Today I replaced the front passenger side axle assembly on my 95' Honda Civic. It was much easier and quicker than I thought it would be, especially when my roommate Neal showed up later to offer a hand. (Literally one hand, since he injured his other in a recent motorcycle accident). One of the best benefits of being in the military is getting to use the on-base auto shops. For only a few bucks an hour you can use a huge assortment of tools and there are experienced mechanics available to offer tips and limited assistance. Pictures of today's job can be found here.

Saturday, September 6, 2008

Home Drywall Repair

One of my current projects is fixing a hole I knocked in the wall a few months ago. Without going into the shameful details, there was a party and my ass found its way in between two studs in the living room. (And no, there was no less homoerotic way to word that sentence.) I have never worked with drywall before and this project has definitely been a learning experience. My friend Joseph House was kind enough to lend me drywall tools and advice, but that did not prevent my first attempt from being a messy failure. Because this hole is in a high traffic area and the house we are renting is very nice, the repair has to be invisible. My first patch was definitely NOT invisible, so I had to cut it out and start again.
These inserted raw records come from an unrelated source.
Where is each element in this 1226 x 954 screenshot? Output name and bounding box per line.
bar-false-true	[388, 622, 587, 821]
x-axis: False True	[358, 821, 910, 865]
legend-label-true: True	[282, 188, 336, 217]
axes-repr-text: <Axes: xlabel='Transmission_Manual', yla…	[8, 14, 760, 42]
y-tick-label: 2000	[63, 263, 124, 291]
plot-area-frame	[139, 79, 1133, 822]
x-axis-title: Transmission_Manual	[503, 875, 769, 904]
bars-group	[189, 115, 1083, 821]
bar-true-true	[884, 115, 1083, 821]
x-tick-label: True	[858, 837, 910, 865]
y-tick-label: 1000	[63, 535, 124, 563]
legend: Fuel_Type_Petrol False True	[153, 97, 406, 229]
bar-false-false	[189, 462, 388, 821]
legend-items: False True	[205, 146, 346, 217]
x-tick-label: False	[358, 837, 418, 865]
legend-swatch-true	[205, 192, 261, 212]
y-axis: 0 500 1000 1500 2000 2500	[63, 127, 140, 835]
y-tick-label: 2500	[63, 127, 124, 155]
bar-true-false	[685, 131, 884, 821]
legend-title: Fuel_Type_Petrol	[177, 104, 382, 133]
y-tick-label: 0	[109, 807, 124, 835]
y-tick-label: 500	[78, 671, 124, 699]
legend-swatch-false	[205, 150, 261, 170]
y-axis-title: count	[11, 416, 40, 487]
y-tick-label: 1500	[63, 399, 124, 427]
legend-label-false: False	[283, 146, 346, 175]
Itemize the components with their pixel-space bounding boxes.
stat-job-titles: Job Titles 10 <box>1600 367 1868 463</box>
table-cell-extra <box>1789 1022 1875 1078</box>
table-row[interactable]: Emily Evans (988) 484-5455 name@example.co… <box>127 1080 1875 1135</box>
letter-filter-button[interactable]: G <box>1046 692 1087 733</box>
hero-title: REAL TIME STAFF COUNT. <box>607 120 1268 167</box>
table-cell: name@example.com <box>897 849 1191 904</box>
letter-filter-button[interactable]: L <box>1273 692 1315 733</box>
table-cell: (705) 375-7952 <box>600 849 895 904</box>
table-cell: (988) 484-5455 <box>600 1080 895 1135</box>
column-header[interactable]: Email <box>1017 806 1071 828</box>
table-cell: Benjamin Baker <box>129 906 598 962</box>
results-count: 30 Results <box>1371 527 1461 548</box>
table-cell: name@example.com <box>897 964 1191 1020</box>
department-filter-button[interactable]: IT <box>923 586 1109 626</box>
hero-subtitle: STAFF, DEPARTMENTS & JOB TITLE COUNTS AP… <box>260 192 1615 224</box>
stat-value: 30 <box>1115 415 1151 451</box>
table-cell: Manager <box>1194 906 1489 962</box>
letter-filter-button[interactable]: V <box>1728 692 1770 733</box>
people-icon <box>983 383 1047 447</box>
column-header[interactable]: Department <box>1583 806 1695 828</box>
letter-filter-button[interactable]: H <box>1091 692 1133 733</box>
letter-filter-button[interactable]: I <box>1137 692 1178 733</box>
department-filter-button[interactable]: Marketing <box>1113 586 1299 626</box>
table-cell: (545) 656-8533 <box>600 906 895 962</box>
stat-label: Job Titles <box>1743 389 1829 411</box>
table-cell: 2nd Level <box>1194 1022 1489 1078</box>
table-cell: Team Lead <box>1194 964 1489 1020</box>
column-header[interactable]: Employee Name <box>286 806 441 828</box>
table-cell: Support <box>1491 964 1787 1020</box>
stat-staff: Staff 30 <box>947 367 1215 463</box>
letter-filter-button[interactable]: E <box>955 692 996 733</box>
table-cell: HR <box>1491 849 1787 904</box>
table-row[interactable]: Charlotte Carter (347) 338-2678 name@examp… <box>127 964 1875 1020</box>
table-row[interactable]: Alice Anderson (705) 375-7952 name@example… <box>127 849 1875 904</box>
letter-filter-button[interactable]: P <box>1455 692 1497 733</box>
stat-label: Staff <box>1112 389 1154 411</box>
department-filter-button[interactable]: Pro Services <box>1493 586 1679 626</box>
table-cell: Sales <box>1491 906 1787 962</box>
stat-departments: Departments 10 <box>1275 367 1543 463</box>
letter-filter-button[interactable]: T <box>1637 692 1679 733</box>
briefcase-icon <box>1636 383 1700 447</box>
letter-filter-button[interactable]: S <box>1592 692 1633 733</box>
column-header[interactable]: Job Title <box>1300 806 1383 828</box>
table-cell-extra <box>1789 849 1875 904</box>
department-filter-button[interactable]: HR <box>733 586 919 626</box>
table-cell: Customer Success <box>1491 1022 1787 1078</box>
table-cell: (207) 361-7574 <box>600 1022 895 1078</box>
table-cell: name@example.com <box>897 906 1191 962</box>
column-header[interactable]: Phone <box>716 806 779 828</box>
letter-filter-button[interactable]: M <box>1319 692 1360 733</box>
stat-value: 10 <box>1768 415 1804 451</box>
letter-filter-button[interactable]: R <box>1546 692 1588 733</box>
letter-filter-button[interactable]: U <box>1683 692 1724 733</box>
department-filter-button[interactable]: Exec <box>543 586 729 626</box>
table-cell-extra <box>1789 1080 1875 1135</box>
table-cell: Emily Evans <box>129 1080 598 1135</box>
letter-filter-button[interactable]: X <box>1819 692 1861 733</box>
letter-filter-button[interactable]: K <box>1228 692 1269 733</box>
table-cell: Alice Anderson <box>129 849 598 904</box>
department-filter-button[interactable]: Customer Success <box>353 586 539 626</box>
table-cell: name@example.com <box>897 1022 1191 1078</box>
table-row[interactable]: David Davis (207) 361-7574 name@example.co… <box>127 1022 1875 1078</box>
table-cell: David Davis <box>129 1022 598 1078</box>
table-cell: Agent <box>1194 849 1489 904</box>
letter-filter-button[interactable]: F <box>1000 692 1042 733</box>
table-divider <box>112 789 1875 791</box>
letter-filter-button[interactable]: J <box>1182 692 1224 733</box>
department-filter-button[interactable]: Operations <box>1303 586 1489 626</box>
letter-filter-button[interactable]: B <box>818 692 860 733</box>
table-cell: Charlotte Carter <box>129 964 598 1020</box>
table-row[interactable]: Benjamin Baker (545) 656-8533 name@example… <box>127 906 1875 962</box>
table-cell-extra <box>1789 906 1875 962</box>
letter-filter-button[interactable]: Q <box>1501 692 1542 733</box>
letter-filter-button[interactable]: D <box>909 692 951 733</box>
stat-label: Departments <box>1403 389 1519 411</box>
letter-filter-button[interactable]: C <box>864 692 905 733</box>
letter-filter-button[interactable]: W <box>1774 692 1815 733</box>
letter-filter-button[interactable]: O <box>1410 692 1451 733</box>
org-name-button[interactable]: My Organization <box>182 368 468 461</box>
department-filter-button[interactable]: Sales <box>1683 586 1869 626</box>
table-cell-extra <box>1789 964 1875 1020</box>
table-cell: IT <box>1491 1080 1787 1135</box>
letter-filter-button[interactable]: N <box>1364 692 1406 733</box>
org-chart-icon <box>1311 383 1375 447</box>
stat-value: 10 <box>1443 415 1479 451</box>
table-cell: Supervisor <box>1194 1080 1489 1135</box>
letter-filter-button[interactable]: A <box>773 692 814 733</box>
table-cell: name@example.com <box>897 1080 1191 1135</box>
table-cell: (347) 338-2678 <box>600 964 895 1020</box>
Some lessons learned from the first patch:
1. Score and snap a drywall panel with a straight edge and utility knife, don't make an imperfect hack job with a small drywall saw.
2. If you do it right, there is very little sanding involved
3. Prep the room by laying plastic over the floor of the work area and placing a fan in front of the nearest window to blow the drywall dust outside
3. For a patch 12"x12", you must screw the patch into the studs, not just assume the plaster will hold it in place
4. After you apply and scrape off a layer of plaster, don't try to reuse the scraped off plaster

So I made some rookie mistakes in the beginning. Now I think I'm set though, and this next attempt will be much better. One problem I'm running into is that the two studs I'm screwing into are not flush. The original builders seem to have compensated for this by placing a layer of hardboard between the left stud and the drywall. Unfortunately I must have cut away this hardboard when I removed the initial damaged patch, so I'll need to come up with a way to make a spacer for the left side. Pictures of the project can be found here.

First Post

Hello to anyone who is bored enough or lost enough to peruse this blog. My name is Tom and I'm in the initial stages of becoming an architect. I have established this blog with the intent of using it to keep track of my projects and overall journey into registered architect land. I hope this blog might somehow be used by other young architects or builders in the future.